In the morning, pour your apple juice into a measuring bowl or cup so you can track the quantity. Take a clean pot and add the apple juice. Put the pot on high heat and boil the juice until you’ve reduced half of it. You’ve now made pectin.
Pour the apple pectin into a container and store it in the fridge. The pectin has a short shelf life of only four days unless you freeze it, then it’s good for six months.
The Benefits of Pectin
It’s good that you learned to make apple pectin, as its health benefits have been studied and documented. Here are some great reasons to begin incorporating apple pectin into your vegan diet.
Could Reduce Cancer Risk
Admittedly, a lot more research is needed in this area before any concrete conclusions can be drawn, but there is some evidence that apple pectin may affect one’s cancer risk. This 2007 study from the journal Glycobiology as well as several others has reported that, in test tubes, pectin might be able to stop colon and prostate cancer cells.
However, in rats, their primary tumors remained even when the prostate cancer spread lessened, says this classic report from the Journal of the National Cancer Institute.
Might Benefit Digestion
This benefit affects people differently. Some pectin users have bloating and gas. For others, it can stop constipation. That’s what a Chinese journal reported in 2014. Their study had 80 participants, all with a form of constipation called slow-transit constipation.
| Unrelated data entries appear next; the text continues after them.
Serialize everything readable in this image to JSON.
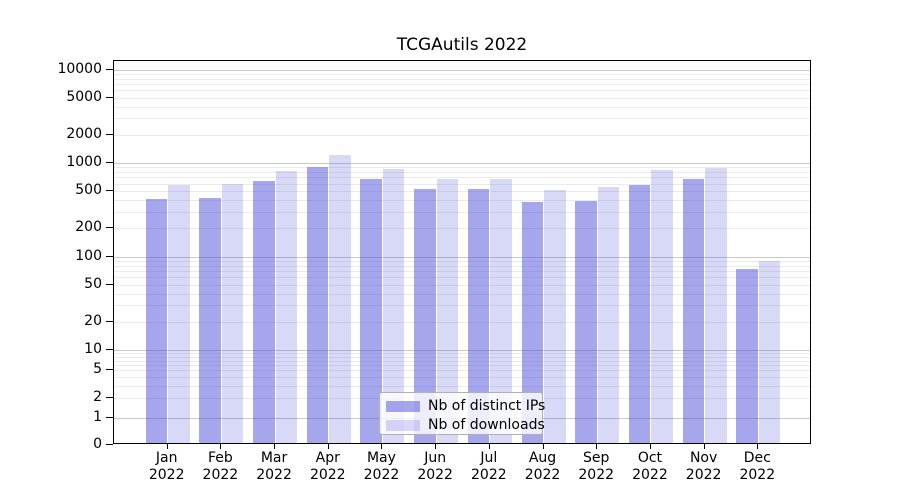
{
  "chart_data": {
    "type": "bar",
    "title": "TCGAutils 2022",
    "categories": [
      "Jan",
      "Feb",
      "Mar",
      "Apr",
      "May",
      "Jun",
      "Jul",
      "Aug",
      "Sep",
      "Oct",
      "Nov",
      "Dec"
    ],
    "year_label": "2022",
    "series": [
      {
        "name": "Nb of distinct IPs",
        "color": "rgba(85,85,221,0.52)",
        "values": [
          410,
          420,
          635,
          905,
          670,
          530,
          525,
          385,
          390,
          580,
          670,
          73
        ]
      },
      {
        "name": "Nb of downloads",
        "color": "rgba(85,85,221,0.23)",
        "values": [
          580,
          600,
          815,
          1220,
          870,
          680,
          680,
          510,
          560,
          840,
          890,
          90
        ]
      }
    ],
    "yscale": "symlog",
    "ylim": [
      0,
      12500
    ],
    "yticks": [
      0,
      1,
      2,
      5,
      10,
      20,
      50,
      100,
      200,
      500,
      1000,
      2000,
      5000,
      10000
    ],
    "grid": "on",
    "legend_position": "lower center",
    "colors": {
      "major_gridline": "#c9c9c9",
      "minor_gridline": "#ebebeb",
      "axis": "#000000"
    }
  }
}
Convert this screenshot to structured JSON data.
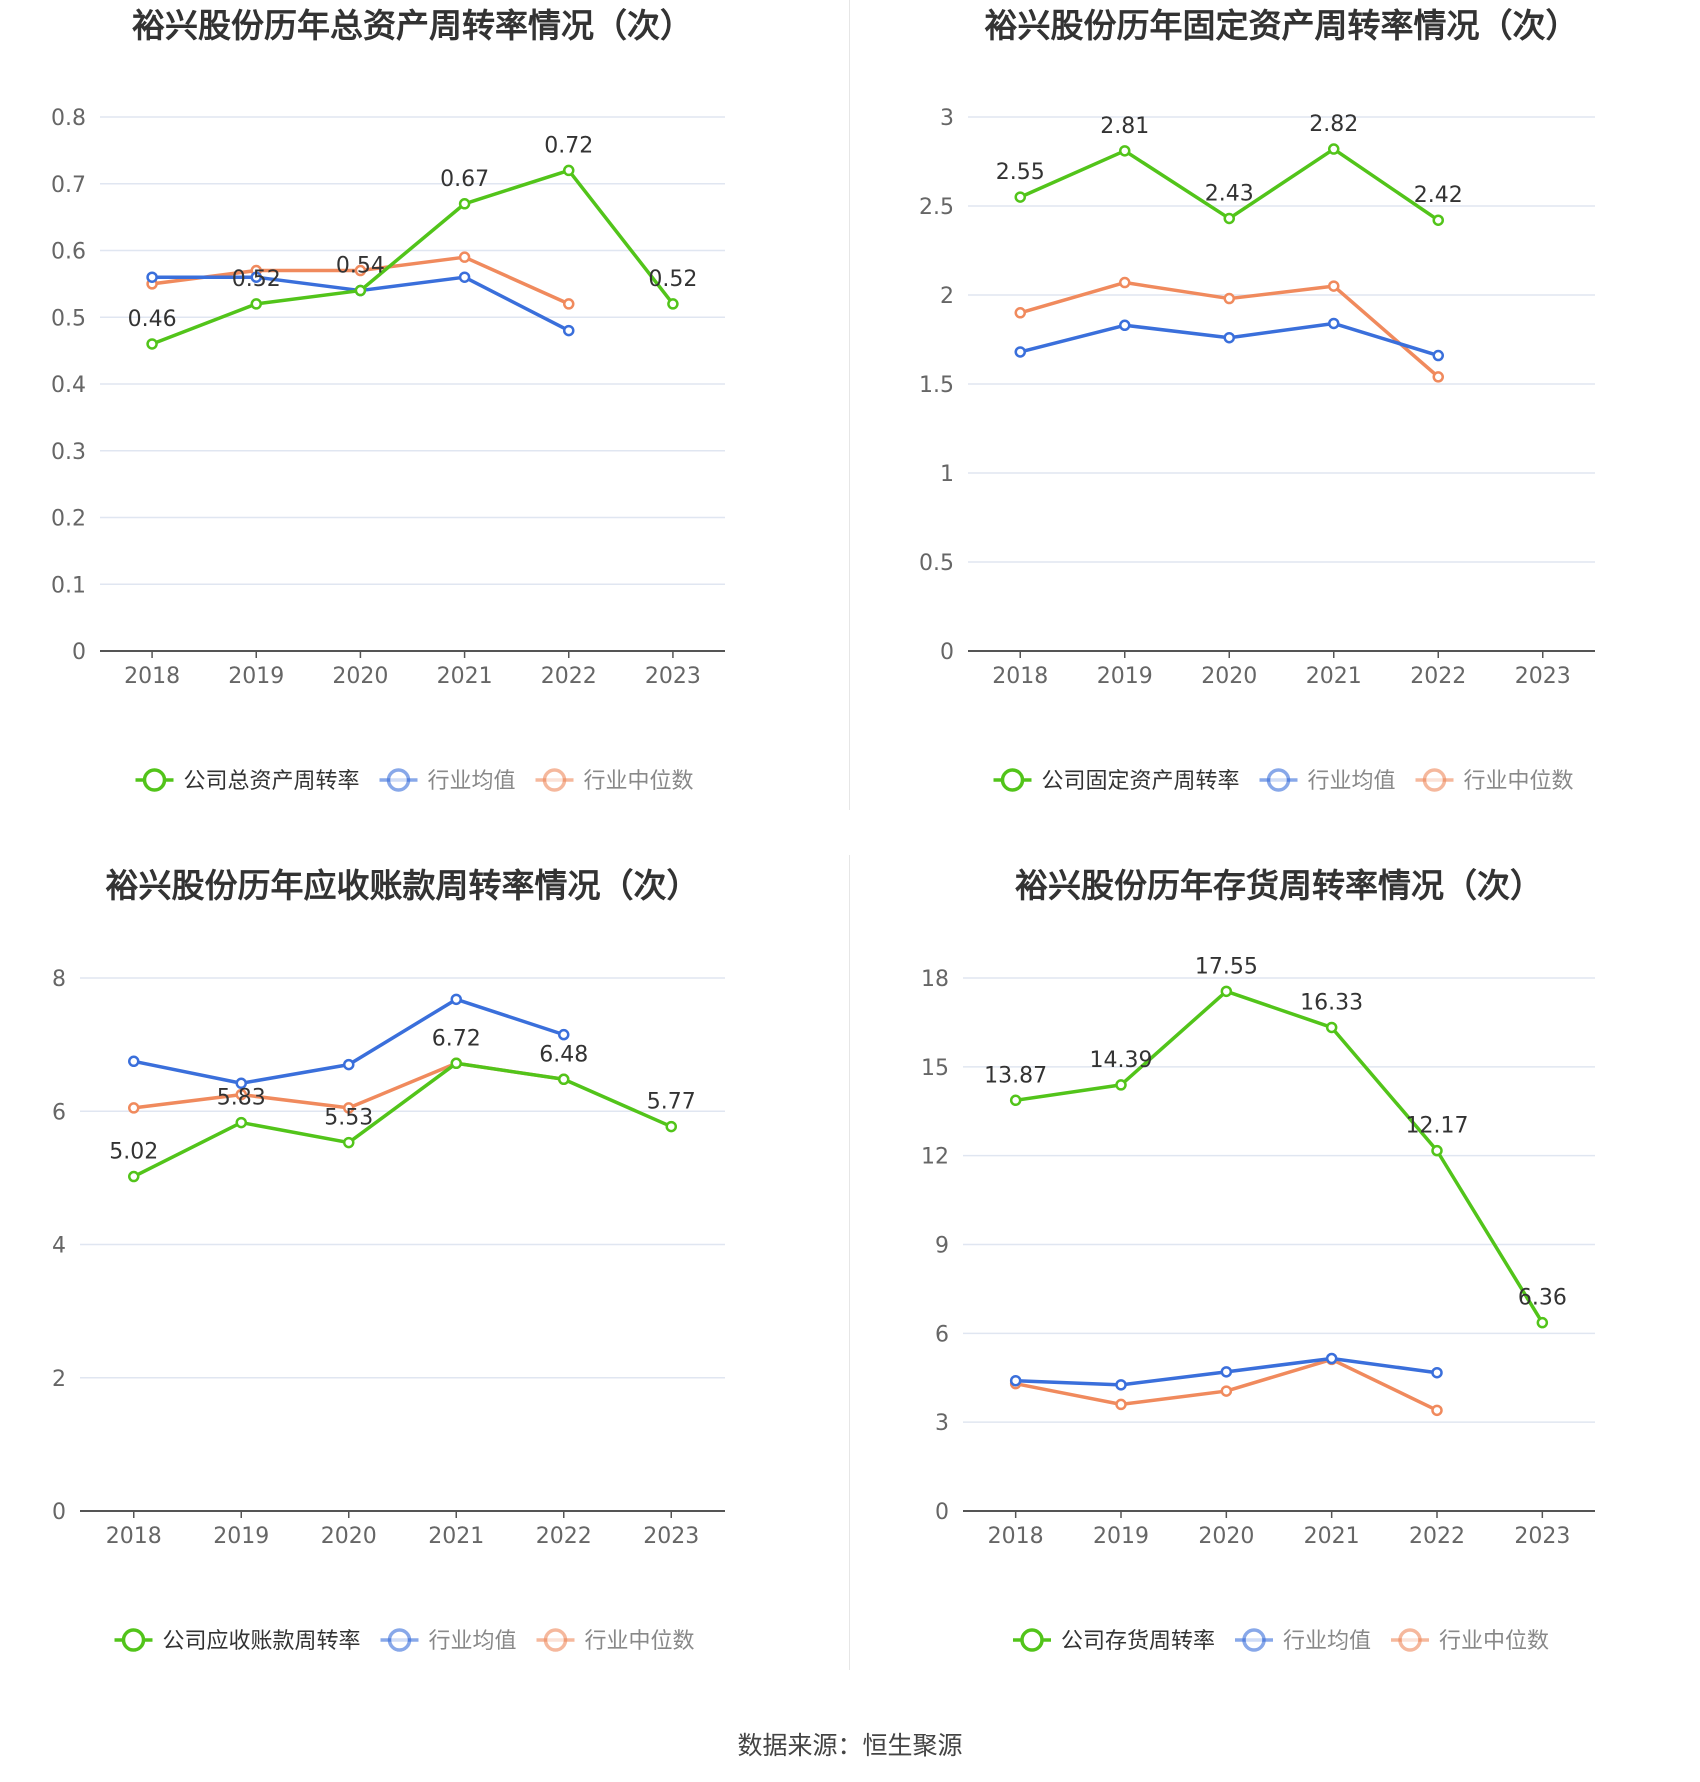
{
  "chart_data": [
    {
      "type": "line",
      "title": "裕兴股份历年总资产周转率情况（次）",
      "categories": [
        "2018",
        "2019",
        "2020",
        "2021",
        "2022",
        "2023"
      ],
      "y_ticks": [
        "0",
        "0.1",
        "0.2",
        "0.3",
        "0.4",
        "0.5",
        "0.6",
        "0.7",
        "0.8"
      ],
      "ylim": [
        0,
        0.8
      ],
      "grid": true,
      "legend_position": "bottom",
      "series": [
        {
          "name": "公司总资产周转率",
          "color": "#52c41a",
          "values": [
            0.46,
            0.52,
            0.54,
            0.67,
            0.72,
            0.52
          ],
          "labels": [
            "0.46",
            "0.52",
            "0.54",
            "0.67",
            "0.72",
            "0.52"
          ]
        },
        {
          "name": "行业均值",
          "color": "#3a6fdb",
          "values": [
            0.56,
            0.56,
            0.54,
            0.56,
            0.48,
            null
          ]
        },
        {
          "name": "行业中位数",
          "color": "#f08a5d",
          "values": [
            0.55,
            0.57,
            0.57,
            0.59,
            0.52,
            null
          ]
        }
      ]
    },
    {
      "type": "line",
      "title": "裕兴股份历年固定资产周转率情况（次）",
      "categories": [
        "2018",
        "2019",
        "2020",
        "2021",
        "2022",
        "2023"
      ],
      "y_ticks": [
        "0",
        "0.5",
        "1",
        "1.5",
        "2",
        "2.5",
        "3"
      ],
      "ylim": [
        0,
        3
      ],
      "grid": true,
      "legend_position": "bottom",
      "series": [
        {
          "name": "公司固定资产周转率",
          "color": "#52c41a",
          "values": [
            2.55,
            2.81,
            2.43,
            2.82,
            2.42,
            null
          ],
          "labels": [
            "2.55",
            "2.81",
            "2.43",
            "2.82",
            "2.42",
            ""
          ]
        },
        {
          "name": "行业均值",
          "color": "#3a6fdb",
          "values": [
            1.68,
            1.83,
            1.76,
            1.84,
            1.66,
            null
          ]
        },
        {
          "name": "行业中位数",
          "color": "#f08a5d",
          "values": [
            1.9,
            2.07,
            1.98,
            2.05,
            1.54,
            null
          ]
        }
      ]
    },
    {
      "type": "line",
      "title": "裕兴股份历年应收账款周转率情况（次）",
      "categories": [
        "2018",
        "2019",
        "2020",
        "2021",
        "2022",
        "2023"
      ],
      "y_ticks": [
        "0",
        "2",
        "4",
        "6",
        "8"
      ],
      "ylim": [
        0,
        8
      ],
      "grid": true,
      "legend_position": "bottom",
      "series": [
        {
          "name": "公司应收账款周转率",
          "color": "#52c41a",
          "values": [
            5.02,
            5.83,
            5.53,
            6.72,
            6.48,
            5.77
          ],
          "labels": [
            "5.02",
            "5.83",
            "5.53",
            "6.72",
            "6.48",
            "5.77"
          ]
        },
        {
          "name": "行业均值",
          "color": "#3a6fdb",
          "values": [
            6.75,
            6.42,
            6.7,
            7.68,
            7.15,
            null
          ]
        },
        {
          "name": "行业中位数",
          "color": "#f08a5d",
          "values": [
            6.05,
            6.25,
            6.05,
            6.72,
            6.48,
            null
          ]
        }
      ]
    },
    {
      "type": "line",
      "title": "裕兴股份历年存货周转率情况（次）",
      "categories": [
        "2018",
        "2019",
        "2020",
        "2021",
        "2022",
        "2023"
      ],
      "y_ticks": [
        "0",
        "3",
        "6",
        "9",
        "12",
        "15",
        "18"
      ],
      "ylim": [
        0,
        18
      ],
      "grid": true,
      "legend_position": "bottom",
      "series": [
        {
          "name": "公司存货周转率",
          "color": "#52c41a",
          "values": [
            13.87,
            14.39,
            17.55,
            16.33,
            12.17,
            6.36
          ],
          "labels": [
            "13.87",
            "14.39",
            "17.55",
            "16.33",
            "12.17",
            "6.36"
          ]
        },
        {
          "name": "行业均值",
          "color": "#3a6fdb",
          "values": [
            4.4,
            4.26,
            4.7,
            5.15,
            4.67,
            null
          ]
        },
        {
          "name": "行业中位数",
          "color": "#f08a5d",
          "values": [
            4.3,
            3.6,
            4.05,
            5.12,
            3.4,
            null
          ]
        }
      ]
    }
  ],
  "footer": {
    "source": "数据来源：恒生聚源"
  }
}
Over four weeks, they ate pectin.
The ones who ingested at least 24 grams of the stuff had less constipation and more good gut bacteria.
Could Reduce Acid Reflux Severity
If you deal with acid reflux, then you know how painful it is when stomach acid comes back up into your esophagus. Having acid reflux increases your risk of developing gastroesophageal reflux disease or GERD and heartburn as well.
This study from BMC Gastroenterology as published in 2008 reviewed whether pectin could help children with acid reflux and cerebral palsy who were tube-fed. The study included 18 participants, all of whom said their acid reflux episodes were fewer and not as serious.
Might Help You Lose Weight
If you’re looking to lose a few pounds, make sure you’re consuming apple pectin. The starch keeps your stomach from emptying as often, slowing digestion down. Although this seems like it would be detrimental, it’s anything but. The longer it takes your body to process the food that’s in your system, the less hungry you feel until the process ends.
A classic study from the Journal of the American College of Nutrition with 74 participants had promising results. The participants consumed pectin in varying amounts, anywhere from five to 20 grams. They also drank a glass of orange juice with the pectin.
Then they went to bed and ate nothing from the time they consumed the pectin until the next day. The results show that seemingly regardless of how much pectin the participants ate, they consumed less food the next day and felt fuller longer.
This study only lasted two days, which may not be enough time for truly conclusive evidence to develop, but rat studies have shown that obese rats can trim down with pectin. This Environmental International publication from 2019 is one such study done on the topic.
Conclusion
Pectin is a heteropolysaccharide in vegetable and fruit cell walls that thickens fruit jams, preserves, and marmalades. Although it sounds a lot like gelatin, pectin is completely plant-based and vegan-safe. With the myriad of benefits associated with apple-based pectin, why not add some pectin to your diet today?